Selain itu, hadir pula
Koordinator Nasional JPPR Tahun 2009 Jerry Sumampow dan Koordinator Nasional
JPPR Tahun 2011 Daniel Zuchron sebagai narasumber dalam diskusi itu. Alwan
menyampaikan, perlu dibangun tradisi pendidikan politik agar tercipta pemilih
yang cerdas dan rasional. Dalam konteks ini, rakyat diharapkan menjadi pelaku
utama yang memberikan pendidikan politik.
”Perlu diingat bahwa
pada rezim pilkada serentak, demokrasi menjadi kelebihan, tetapi menyisakan
persoalan, salah satunya politik uang. Kita pun berharap Pilkada 2020 bisa
menjadi proyeksi untuk memotret dan memangkas jumlah politik uang yang sangat
tinggi,” jelasnya. Sementara itu, tingginya angka partisipasi pemilih dalam
Pemilu 2019, disampaikan Nurlia, ternyata tidak diikuti dengan kesadaran
masyarakat atas siapa yang mereka pilih. Pemilih masih terkooptasi dengan
sistem yang ada sehingga hanya sebatas formalitas.
”Mereka memilih karena
memang harus memilih. Untuk itu, kontrol masyarakat menjadi penting, harus
sadar siapa yang akan dipilih dan tahu benar siapa orangnya,” ujar Nurlia. Jerry
Sumampow pun menyatakan, politik uang dalam pilkada menandakan demokrasi kita
semakin oligarki. Sebab, kekuatan finansial yang kemudian menentukan apakah
bisa terpilih atau tidak. Fokus masyarakat pun dialihkan oleh kekuatan uang
yang dimiliki segelintir elite politik.
”Kalau oligarki
semakin kuat, masyarakat menjadi enggak penting karena hanya akan menjadi
legitimator dalam pemilu ataupun pilkada ke depan. Maka, penting untuk
menyadarkan masyarakat bahwa politik uang tidak akan menyejahterakan,” kata
Jerry.
Konsolidasi sipil
Guna mengatasi politik
uang, konsolidasi masyarakat sipil dalam rangka penguatan kapasitas pemilih
dipandang menjadi mutlak dilakukan. Penguatan kapasitas pemilih, menurut para
narasumber yang hadir, dapat ditempuh dengan menggalang pendidikan politik.

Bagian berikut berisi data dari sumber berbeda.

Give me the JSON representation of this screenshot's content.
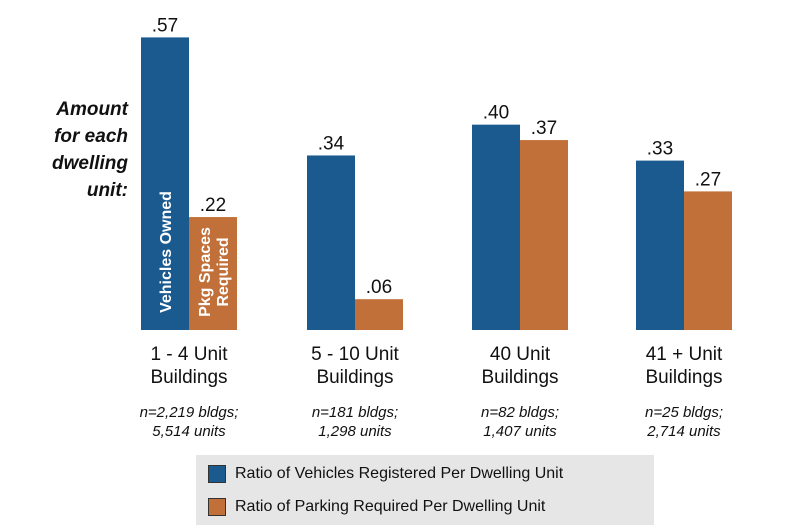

Dengan adanya konsolidasi ini diharapkan polarisasi tidak terjadi di masyarakat
selama menjelang Pilkada 2020.
Mochammad Afifuddin
mengatakan, Bawaslu pun memiliki pandangan bahwa pendidikan politik bagi
masyarakat memang harus terus digalakkan. Dari beberapa pemilu sebelumnya, ada
kecenderungan sukarelawan yang berfungsi sebagai pemantau tidak lagi bersikap
netral, tetapi menjadi bagian yang memenangkan calon tertentu. ”Kita akan
menghadapi pilkada serentak yang paling besar sepanjang sejarah. Bisa
dikatakan, kita akan mengadakan pilkada di setengah negara pada 2020 dalam satu
hari,” terangnya.
Untuk itu, menurut
Afifuddin, ada empat unsur yang harus dipenuhi dalam menunjang Pilkada 2020
berjalan lancar.
Pertama, soal aturan, khususnya aturan dalam berkampanye di media sosial harus
diatur lebih detail. Selain itu, penyelenggara, dalam konteks ini Komisi
Pemilihan Umum dan Bawaslu, juga dipastikan dapat menjalankan fungsinya dengan
tepat.
Kedua, soal peserta, bahwa masih ada peluang calon tunggal akan marak terjadi.
Jika tidak diantisipasi, kekuatan lokal akan menciptakan kondisi agar tidak ada
kompetisi. Hal ini tentu dapat mengancam demokrasi.
Terakhir, harus dipastikan bagaimana masyarakat sebagai pemilih mendapatkan
informasi yang tepat terkait siapa calon kepala daerahnya. ”Solidaritas pemilih
harus dijaga. Memilih bukan kewajiban, tetapi bagaimana hak ini mau dipakai
untuk aktivitas pemilu,” kata Afifuddin.